U.S. Patent Documents

• U.S. Pat. No. 4,211,980 A July 1980 Stowell
• U.S. Pat. No. 4,359,836 A November 1982 Yuji
• U.S. Pat. No. 4,593,648 A June 1986 Marzluf
• U.S. Pat. No. 4,667,431 A May 1987 Mendicino
• U.S. Pat. No. 4,750,451 A June 1988 Smith
• U.S. Pat. No. 4,825,810 A May 1989 Sharber
• U.S. Pat. No. 5,214,873 A June 1993 Sharber
• U.S. Pat. No. 5,327,854 A July 1994 Smith et al.
• U.S. Pat. No. 5,341,764 A August 1994 Sharber
• U.S. Pat. No. 5,566,643 A October 1996 Charter et al.
• U.S. Pat. No. 6,837,182 B2 January 2005 Leblanc

OTHER PUBLICATIONS

Neiman, A. B. et al. “Stochastic synchronization of electroreceptors in the paddlefish” The Shark Natal Board Shark-POD Diver Unit.

Jin Lu and M. Fishman, 1995. Ion Channels and Transporters in the Electroreceptive Ampullary Epithelium from Skates. Biophysical Journal; Vol. 69.

R. C. Peters and H. P. Evers, 1985. Frequency Selectivity in the Ampullary System of an Elasmobranch Fish. Laboratory of Comparative Physiology.

J. C. Montgomery, 1984. Noise cancellation in the electrosensory system of the thornback ray; common mode rejection of the input produced by the animals' own ventilatory movement. F. comp. Physiol. 155A, 103-111.

R. W. Murray, 1965. Electroreceptor mechanisms: the relation of impulse frequency to stimulus strength and responses to pulsed stimuli in the ampulla of Lorenzini of elasmobranches.
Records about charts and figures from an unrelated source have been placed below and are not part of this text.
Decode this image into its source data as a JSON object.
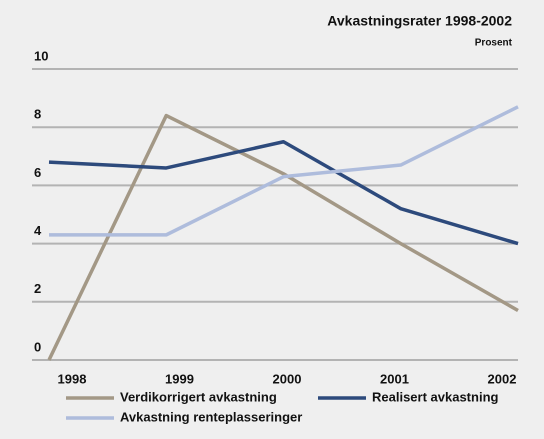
{
  "chart_data": {
    "type": "line",
    "title": "Avkastningsrater 1998-2002",
    "subtitle": "Prosent",
    "categories": [
      "1998",
      "1999",
      "2000",
      "2001",
      "2002"
    ],
    "series": [
      {
        "name": "Verdikorrigert avkastning",
        "color": "#a39886",
        "values": [
          0,
          8.4,
          6.4,
          4.0,
          1.7
        ]
      },
      {
        "name": "Realisert avkastning",
        "color": "#2d4a7c",
        "values": [
          6.8,
          6.6,
          7.5,
          5.2,
          4.0
        ]
      },
      {
        "name": "Avkastning renteplasseringer",
        "color": "#aebcdc",
        "values": [
          4.3,
          4.3,
          6.3,
          6.7,
          8.7
        ]
      }
    ],
    "ylim": [
      0,
      10
    ],
    "yticks": [
      0,
      2,
      4,
      6,
      8,
      10
    ],
    "grid": true
  }
}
J. Physiol. (Lond.) 180:592-606.

Claims

1. An apparatus for inducing behavior in elasmobranch fish in an aquaculture environment, said apparatus comprising:

a) a power supply;

b) an electrical circuit receiving power from the power supply and converting the power into a series of positive polarity pulses and negative polarity pulses where each positive polarity pulse is followed by no pulse and then one of said negative polarity pulses and each negative polarity pulse is followed by no pulse and then one of said positive polarity pulses, said positive and negative pulses having a selected voltage, current and frequency wherein the selected frequency is between about 0.1 Hz and about 40 Hz;

c) a multipole electric antenna receiving the pulses from the electrical circuit and generating an electric current of alternating polarity pulses in the aquaculture environment wherein said electric current in the aquaculture environment generates an electromagnetic field; and

wherein the selected voltage, current and frequency induce a selected behavior in elasmobranch fish in said aquaculture environment.

2. An apparatus of claim 1, wherein the antenna an electric dipole antenna.

3. An apparatus according to claim 1, wherein the selected behavior is repulsion.

4. An apparatus according to claim 1, further comprising at least one control means, disposed between the power source and the antenna, capable of controlling the flow of power between the power source and the antenna.

5. An apparatus according to claim 4, further comprising a sensing means capable of detecting selected thresholds of power flow within the apparatus and providing a signal to the control means to interrupt the flow of power within the apparatus if said thresholds are reached.

6. An apparatus according to claim 1, wherein the elasmobranch fish is selected from the group consisting of sharks, rays and skates.

7. An apparatus according to claim 1, wherein at least the antenna is installed in or on aquatic life capturing means selected from the group consisting of a fishing line, a fish net, a lobster trap, a crab trap.